Robert Pavlik, leitender Portfoliomanager bei Dakota Wealth, ist der Ansicht, dass die Aktienmärkte in Turbulenzen geraten könnten, wenn die Rendite der 10-jährigen Staatsanleihen die 4,7% erreicht, die im letzten Monat erreicht wurden. Bislang ist der S&P 500 um etwas mehr als 1% von seinem im Mai erreichten Rekordhoch zurückgegangen.

Im Moment sind steigende Renditen "lästig, nicht beunruhigend", so Pavlik. "Wenn wir uns über (4,7%) bewegen, ist es eher besorgniserregend, dass dies einen größeren Einfluss auf die Erträge und das potenzielle Wachstum in der Zukunft haben wird.

Höhere Renditen bedeuten höhere Kreditzinsen für Verbraucher und Unternehmen, was sich auf die Wirtschaft und die Gewinne der Unternehmen auswirken könnte.

Höhere Renditen stellen auch eine größere Konkurrenz für Aktien dar, da Staatsanleihen als weitaus weniger riskant angesehen werden, da sie von der US-Regierung abgesichert sind.

"Wenn Sie mit einem Instrument, das im Vergleich zu Aktien eine viel geringere Volatilität aufweist, rund 5 % verdienen können, sollte das für viele Anleger auf diesem Niveau sinnvoll sein", sagte Sameer Samana, Senior Global Market Strategist beim Wells Fargo Investment Institute.

Das WFII empfiehlt Anlegern eine Übergewichtung von Anleihen gegenüber Aktien und sieht den S&P 500 Ende 2024 in einer Spanne von 5.100 bis 5.300. Der Index lag zuletzt bei 5.235,48.

Der Anstieg der Anleiherenditen könnte auch die Bewertung begrenzen, die Aktien erreichen können, so Samana. Der S&P 500 wurde laut LSEG Datastream zu einem Kurs-Gewinn-Verhältnis von 20,6 gehandelt, das auf den Gewinnschätzungen der Analysten für die nächsten 12 Monate basiert. Das liegt deutlich über dem historischen Durchschnitt von 15,7.

Auch andere Indikatoren deuten darauf hin, dass die Aktien weniger attraktiv werden.

Die Risikoprämie für Aktien, die die Gewinnrendite des S&P 500 mit der Rendite des 10-jährigen Schatzamtes vergleicht, befindet sich auf dem niedrigsten Stand seit Mitte 2002, so Keith Lerner, Co-Chief Investment Officer bei Truist Advisory Services.

"Steigende Treasury-Renditen haben dem Aktienmarkt in letzter Zeit sicherlich mehr Gegenwind beschert", sagte Matt Maley, Chefmarktstratege bei Miller Tabak, in einer Notiz vom Donnerstag.

Politische Entscheidungsträger der Fed haben zu Geduld bei Zinssenkungen gemahnt und erklärt, dass sie mehrere Monate an Daten benötigen, um sicher zu sein, dass die Inflation wieder auf das 2%-Ziel der Zentralbank zusteuert. Futures, die den Leitzins abbilden, zeigen, dass die Anleger laut LSEG-Daten nur 35 Basispunkte für Zinssenkungen in diesem Jahr einpreisen, während im Januar noch mehr als 150 Basispunkte eingepreist waren.

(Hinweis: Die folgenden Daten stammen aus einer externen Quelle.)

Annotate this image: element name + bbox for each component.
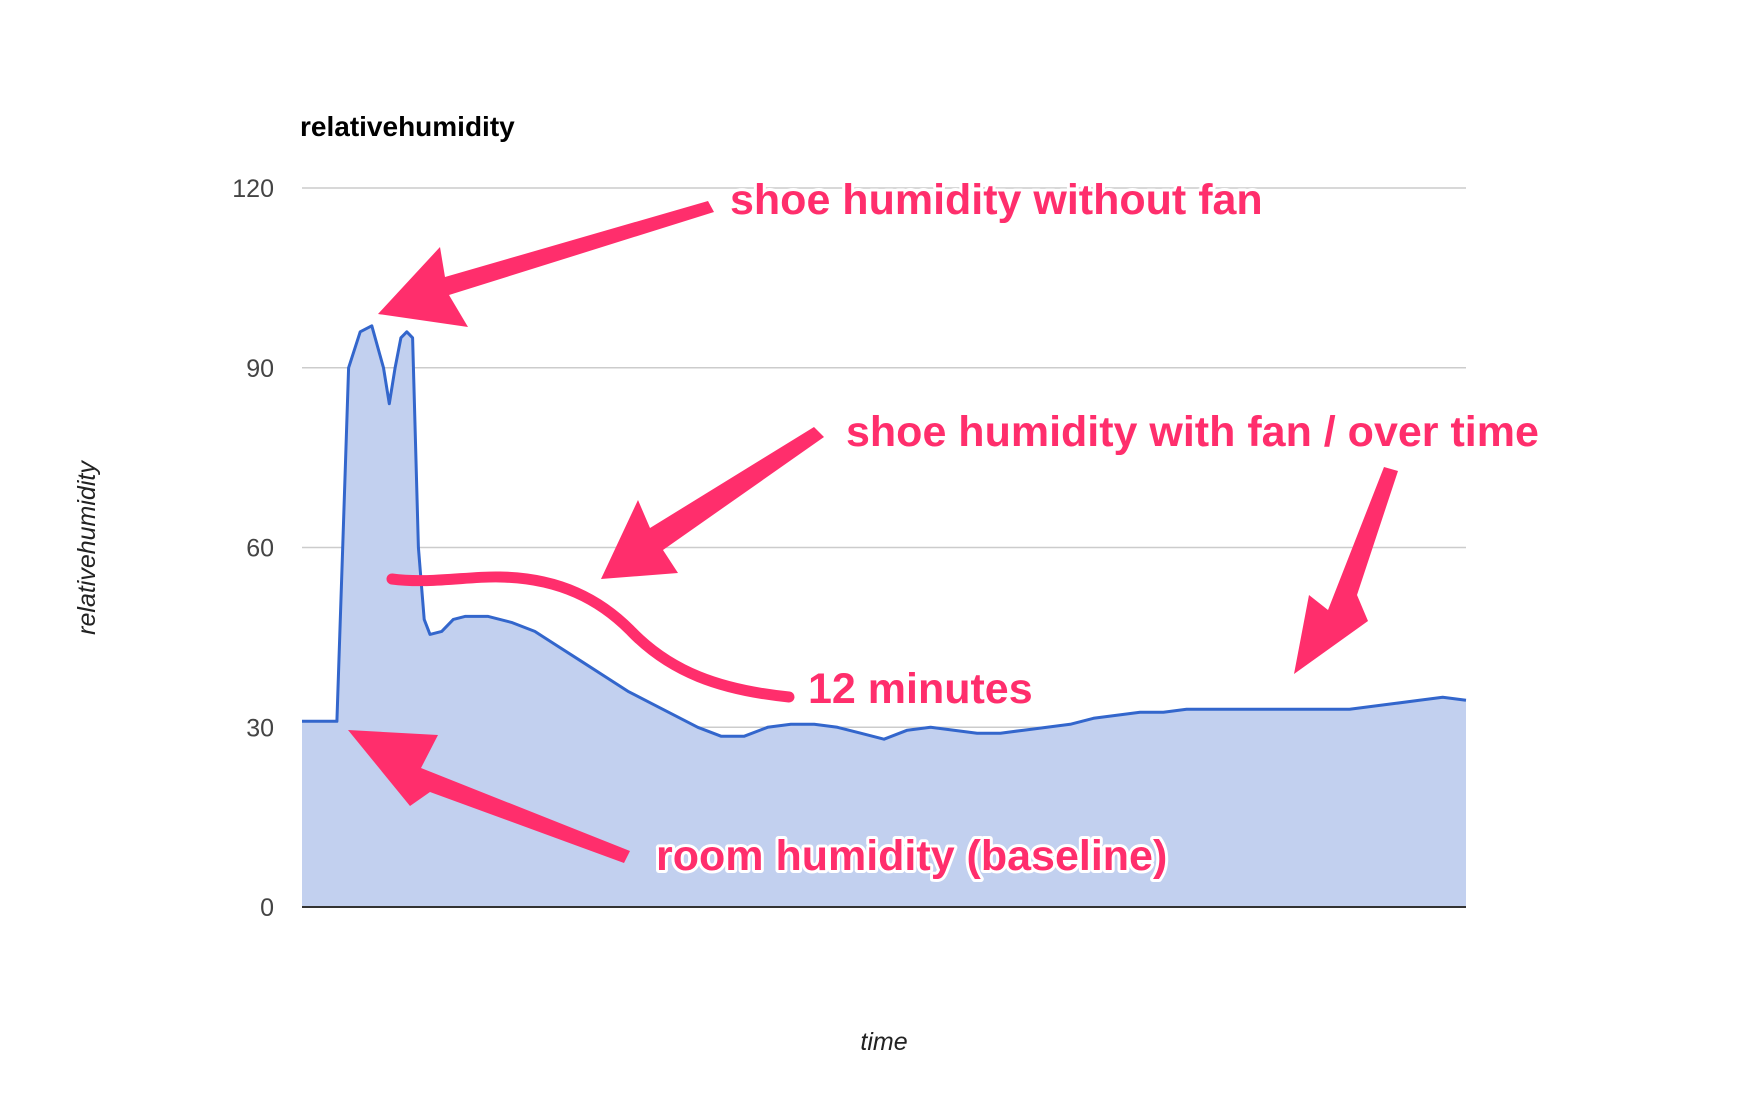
y-tick-label: 60 xyxy=(246,535,274,563)
arrow-over-time xyxy=(1294,467,1398,674)
annotation-twelve-minutes: 12 minutes xyxy=(808,665,1033,713)
y-tick-labels: 0 30 60 90 120 xyxy=(232,175,274,922)
y-tick-label: 90 xyxy=(246,355,274,383)
y-tick-label: 0 xyxy=(260,894,274,922)
annotation-with-fan: shoe humidity with fan / over time xyxy=(846,408,1539,456)
arrow-with-fan xyxy=(601,427,824,579)
y-tick-label: 120 xyxy=(232,175,274,203)
annotation-without-fan: shoe humidity without fan xyxy=(730,176,1263,224)
series-line xyxy=(302,324,1467,741)
annotation-room-baseline: room humidity (baseline) xyxy=(656,832,1167,880)
y-tick-label: 30 xyxy=(246,714,274,742)
chart-title: relativehumidity xyxy=(300,111,515,142)
arrow-without-fan xyxy=(378,201,714,327)
y-axis-label: relativehumidity xyxy=(73,460,101,635)
annotation-arrows xyxy=(348,201,1398,863)
x-axis-label: time xyxy=(860,1028,907,1056)
arrow-room-baseline xyxy=(348,730,630,863)
series-area xyxy=(302,325,1466,907)
twelve-minutes-bracket xyxy=(386,571,795,703)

Einige Faktoren, die die Zinsen in die Höhe getrieben haben, wie z.B. eine robuste US-Wirtschaft, können auch Aktien stützen. Ein Beweis für die Stärke der Wirtschaft waren die Gewinnmeldungen der Unternehmen in den letzten Wochen: Laut LSEG IBES dürften die Gewinne des S&P 500 im ersten Quartal um 8% gegenüber dem Vorjahreszeitraum gestiegen sein.

Das ist einer der Gründe, warum Tony Roth, Chief Investment Officer bei Wilmington Trust, der Meinung ist, dass der Anstieg der Renditen für Aktien bisher "nicht besonders überzeugend" war.

Eine anhaltend starke Inflation könnte jedoch problematisch sein, so Roth. "Das beginnt ein Risiko für Aktien darzustellen und deutet auf höhere Renditen für einen viel längeren Zeitraum hin."